Les Sources photographiques

D'une façon très synthétique, je vous propose de vous présenter maintenant les principales sources, les principaux fonds de documents photographiques concernant la Seconde guerre mondiale et la Reconstruction à Rouen, en commençant par les sources locales, puis poursuivre avec les sources régionales et nationales, pour finir par quelques sources internationales ... sans prétendre, bien entendu, à l'exhaustivité.

Archives départementales de la Seine-Maritime

Je commencerai par la source la plus importante, ici même à Rouen : les Archives départementales de Seine-Maritime, qui ont réalisé un travail remarquable ces dernières années de numérisation, d'aide à la recherche et de mise à disposition des différents fonds.

Sur notre période le premier fonds, en quantité et en qualité, conservé aux Archives départementales est celui de Robert Eude (côte 11 Fi), mort en 1965.
Cadre aux Anciennes Mutuelles, il a été un membre actif de plusieurs associations rouennaises dont le Photo-club et les Amis du Théâtre des Arts.
Comme photographe amateur il a réalisé plus de 5 000 photos, sur plaques de verre, concernant la Seine-Maritime entre 1935 et 1965 (avec classement alphabétique par commune) dont plusieurs centaines, voire plusieurs milliers sur Rouen.

La destruction de cet abri sur les quais, le 22 juin 1944, a fait 22 victimes civiles. (Photo ADSM, fonds Robert Eude, 11 F).

 

Le second fonds en importance, aux Archives départementales, est le fonds 10 Fi, fonds du Journal de Rouen, journal qui a eu le tort de collaborer et dont la parution a cessé en août 1944. Ce fonds représente plusieurs centaines de photographies sur notre période.

 

Enlèvement des vitraux de la cathédrale, pour les protéger, au début de la Seconde Guerre mondiale. (Photo ADSM, fonds Journal de Rouen, 10 Fi)

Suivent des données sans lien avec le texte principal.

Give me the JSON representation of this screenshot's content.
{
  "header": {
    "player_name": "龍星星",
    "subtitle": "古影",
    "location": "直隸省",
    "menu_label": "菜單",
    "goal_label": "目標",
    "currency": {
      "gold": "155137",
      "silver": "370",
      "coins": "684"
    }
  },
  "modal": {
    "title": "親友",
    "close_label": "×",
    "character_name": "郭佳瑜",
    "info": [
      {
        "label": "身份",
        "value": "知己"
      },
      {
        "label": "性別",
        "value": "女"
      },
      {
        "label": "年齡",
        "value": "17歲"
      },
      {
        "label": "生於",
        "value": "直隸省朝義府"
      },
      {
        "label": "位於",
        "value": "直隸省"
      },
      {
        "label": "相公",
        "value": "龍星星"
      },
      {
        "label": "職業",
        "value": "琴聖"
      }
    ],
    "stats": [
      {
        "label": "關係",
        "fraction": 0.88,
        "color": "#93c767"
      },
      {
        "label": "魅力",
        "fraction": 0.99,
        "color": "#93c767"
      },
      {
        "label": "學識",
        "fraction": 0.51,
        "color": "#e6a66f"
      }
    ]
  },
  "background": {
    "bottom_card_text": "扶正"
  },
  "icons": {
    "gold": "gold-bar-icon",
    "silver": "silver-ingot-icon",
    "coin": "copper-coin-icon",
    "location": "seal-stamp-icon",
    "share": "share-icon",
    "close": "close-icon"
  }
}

Il est d'autres fonds aux ADSM pouvant être consultés :
1) Des fonds issus du MRU (ministère de la Reconstruction et de l'Urbanisme) dans la série W (1125 W, 3650 W, 271 W...)
2) Fonds Henrard (106 Fi) : Les photos aériennes de la société créée par Roger Henrard ont été dispersées après la mort de celui-ci en 1975, principalement entre plusieurs collectivités (Départements ou communes). Vous en avez une série aux Archives départementales (106 Fi), il y en a également quelques-unes aux Archives municipales de Rouen.
3) Autres fonds comprenant des photographies de la période 1939-1945 : 19 Fi et 42 Fi...
Ces photos, comme bien d'autres, sont consultables directement sur le site internet des archives départementales. D'autres (de moins en moins) ne sont consultables que sur place. Vous pouvez pour cela consulter, sur le site des archives départementales, le répertoire des sources « La Seine Inférieure durant la Seconde Guerre mondiale ».

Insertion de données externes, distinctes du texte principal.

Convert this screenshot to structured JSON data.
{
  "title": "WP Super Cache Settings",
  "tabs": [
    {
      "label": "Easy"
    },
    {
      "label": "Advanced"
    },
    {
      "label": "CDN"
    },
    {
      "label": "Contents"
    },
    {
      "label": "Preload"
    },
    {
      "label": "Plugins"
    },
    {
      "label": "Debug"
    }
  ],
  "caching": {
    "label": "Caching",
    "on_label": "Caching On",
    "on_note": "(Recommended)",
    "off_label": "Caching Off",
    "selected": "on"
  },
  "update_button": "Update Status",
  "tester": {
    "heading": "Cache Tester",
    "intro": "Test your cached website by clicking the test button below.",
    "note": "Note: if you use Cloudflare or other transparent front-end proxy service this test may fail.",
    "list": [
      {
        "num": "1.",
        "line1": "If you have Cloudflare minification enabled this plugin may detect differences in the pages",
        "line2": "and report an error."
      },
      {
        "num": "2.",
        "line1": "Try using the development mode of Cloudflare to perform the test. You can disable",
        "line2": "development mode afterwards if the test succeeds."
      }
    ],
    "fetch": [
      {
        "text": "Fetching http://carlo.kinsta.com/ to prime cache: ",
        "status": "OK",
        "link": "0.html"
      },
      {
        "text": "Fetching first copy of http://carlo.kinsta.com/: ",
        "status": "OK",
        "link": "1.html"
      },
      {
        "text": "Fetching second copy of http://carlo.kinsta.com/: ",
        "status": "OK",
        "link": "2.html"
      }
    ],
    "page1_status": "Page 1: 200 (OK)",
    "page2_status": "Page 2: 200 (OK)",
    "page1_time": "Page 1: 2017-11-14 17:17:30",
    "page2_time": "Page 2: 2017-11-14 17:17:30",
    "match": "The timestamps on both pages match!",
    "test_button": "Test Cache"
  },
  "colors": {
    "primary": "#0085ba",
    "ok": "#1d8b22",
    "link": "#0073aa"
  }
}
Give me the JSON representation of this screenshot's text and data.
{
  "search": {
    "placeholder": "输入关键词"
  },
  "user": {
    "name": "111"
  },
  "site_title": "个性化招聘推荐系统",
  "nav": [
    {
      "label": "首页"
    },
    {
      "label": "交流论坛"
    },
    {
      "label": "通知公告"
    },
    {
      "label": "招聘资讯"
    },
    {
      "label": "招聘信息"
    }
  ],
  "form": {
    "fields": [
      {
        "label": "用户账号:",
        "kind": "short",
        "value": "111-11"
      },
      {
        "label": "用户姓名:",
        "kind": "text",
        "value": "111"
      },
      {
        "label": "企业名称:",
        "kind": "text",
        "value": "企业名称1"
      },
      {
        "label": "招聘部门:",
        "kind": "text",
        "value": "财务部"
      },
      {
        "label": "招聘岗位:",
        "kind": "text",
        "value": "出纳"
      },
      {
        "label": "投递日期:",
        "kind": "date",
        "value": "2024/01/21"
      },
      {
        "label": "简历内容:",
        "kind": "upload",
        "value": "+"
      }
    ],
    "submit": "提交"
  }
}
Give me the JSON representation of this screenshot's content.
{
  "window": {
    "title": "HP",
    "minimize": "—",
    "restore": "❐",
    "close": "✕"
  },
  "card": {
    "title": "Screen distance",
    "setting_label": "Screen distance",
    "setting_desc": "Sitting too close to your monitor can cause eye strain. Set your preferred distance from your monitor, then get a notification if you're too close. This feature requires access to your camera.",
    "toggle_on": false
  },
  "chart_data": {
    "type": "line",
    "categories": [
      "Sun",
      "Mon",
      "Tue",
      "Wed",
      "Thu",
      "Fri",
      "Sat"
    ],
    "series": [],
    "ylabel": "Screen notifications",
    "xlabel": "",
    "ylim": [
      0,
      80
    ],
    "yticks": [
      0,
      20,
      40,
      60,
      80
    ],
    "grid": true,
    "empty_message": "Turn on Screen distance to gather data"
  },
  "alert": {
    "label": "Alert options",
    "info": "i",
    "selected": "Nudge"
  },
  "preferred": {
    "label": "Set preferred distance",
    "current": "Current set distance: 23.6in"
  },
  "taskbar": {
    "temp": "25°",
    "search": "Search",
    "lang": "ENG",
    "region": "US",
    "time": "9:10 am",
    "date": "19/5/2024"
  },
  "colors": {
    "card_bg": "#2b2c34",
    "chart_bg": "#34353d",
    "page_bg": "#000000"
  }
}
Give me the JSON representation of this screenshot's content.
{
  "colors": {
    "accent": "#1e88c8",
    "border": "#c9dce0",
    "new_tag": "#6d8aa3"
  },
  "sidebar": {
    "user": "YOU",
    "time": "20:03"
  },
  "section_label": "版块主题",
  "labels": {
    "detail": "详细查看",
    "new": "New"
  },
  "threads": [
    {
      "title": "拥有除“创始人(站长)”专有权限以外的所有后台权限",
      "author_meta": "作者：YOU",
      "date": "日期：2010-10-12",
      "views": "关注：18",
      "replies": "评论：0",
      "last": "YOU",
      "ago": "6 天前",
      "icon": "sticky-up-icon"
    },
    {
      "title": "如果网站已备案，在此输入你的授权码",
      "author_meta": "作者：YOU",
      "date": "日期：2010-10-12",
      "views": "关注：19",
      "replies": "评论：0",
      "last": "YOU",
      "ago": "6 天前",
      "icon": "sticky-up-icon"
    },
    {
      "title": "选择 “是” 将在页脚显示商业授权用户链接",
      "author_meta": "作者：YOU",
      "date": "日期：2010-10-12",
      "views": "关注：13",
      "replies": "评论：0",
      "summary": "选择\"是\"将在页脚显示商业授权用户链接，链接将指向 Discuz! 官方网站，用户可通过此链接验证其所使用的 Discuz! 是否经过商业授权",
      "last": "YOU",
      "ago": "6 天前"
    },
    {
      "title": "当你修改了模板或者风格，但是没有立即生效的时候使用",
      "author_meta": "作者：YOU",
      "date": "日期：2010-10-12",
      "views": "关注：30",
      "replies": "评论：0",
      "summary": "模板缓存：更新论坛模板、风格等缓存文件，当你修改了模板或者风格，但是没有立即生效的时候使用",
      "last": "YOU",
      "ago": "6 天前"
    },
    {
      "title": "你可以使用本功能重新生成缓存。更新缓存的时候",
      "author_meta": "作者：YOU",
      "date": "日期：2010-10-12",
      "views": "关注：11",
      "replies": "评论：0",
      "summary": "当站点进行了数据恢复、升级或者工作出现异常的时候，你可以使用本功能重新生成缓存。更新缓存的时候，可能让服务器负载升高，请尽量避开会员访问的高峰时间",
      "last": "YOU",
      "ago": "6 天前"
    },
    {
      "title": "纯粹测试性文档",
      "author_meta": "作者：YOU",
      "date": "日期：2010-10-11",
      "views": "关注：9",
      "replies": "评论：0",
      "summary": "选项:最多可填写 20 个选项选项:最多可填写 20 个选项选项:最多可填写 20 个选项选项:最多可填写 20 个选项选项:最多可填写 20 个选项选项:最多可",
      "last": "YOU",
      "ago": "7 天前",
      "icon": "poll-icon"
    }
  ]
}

Vue aérienne de Rouen, en 1949 (ADSM, fonds Henrard, 106 Fi)

 

Bibliothèque Municipale de Rouen (BMR)

La bibliothèque patrimoniale Villon (Rouen nouvelles bibliothèques) est riche de plusieurs fonds photographiques. Le plus important, pour la période qui nous concerne, est le fond Burchell, photographe professionnel, de son vrai nom Charles Delacaize. Ce fonds a été acheté en 2002 par la Ville, il est riche de plus de 8 000 photographies couvrant la période 1939-1990. Le livre que j'ai eu le plaisir de publier avec les équipes de la bibliothèque Villon, en 2011, n'épuise pas toute la richesse de cet important témoignage.

 

Inauguration du carillon de la cathédrale, en 1954. (Photo Burchell, BMR)

Archives Municipales de Rouen (AMR)

A côté des dossiers Gréber, en cours de numérisation, les archives municipales conservent également des photos et notamment des plaques de verre issues en particulier du Casier archéologique réalisé durant la Seconde guerre mondiale. Ce Casier, qu'il ne faut pas confondre avec le casier archélogique de la bibliothèque municipale à Villon, a été créé par Jean-Valérie Hélot chargé par la Ville de Rouen de suivre les déblaiements suite à l'incendie de 1940. Ce travail donnera naissance, en novembre 1942, à la création de la Commission du Casier archéologique, à laquelle participera J. Gréber, G. Lanfry, P. Chirol et bien d'autres. Elle va se réunir, collecter des documents, publier un bulletin jusqu'en 1948, jusqu'à l'affaire des Augustins, où la majorité des membres de la Commission démissionnera suite à la décision du Conseil municipal de démolir l'église des Augustins.
L'ancien atelier d'urbanisme de Rouen, sous les directions de François Herr et ensuite d'Alain Gaspérini, possèdait également un fonds photographique, dont des milliers de diapositives couleurs du photographe Bernard Leménager qu'il faudra numériser à l'avenir.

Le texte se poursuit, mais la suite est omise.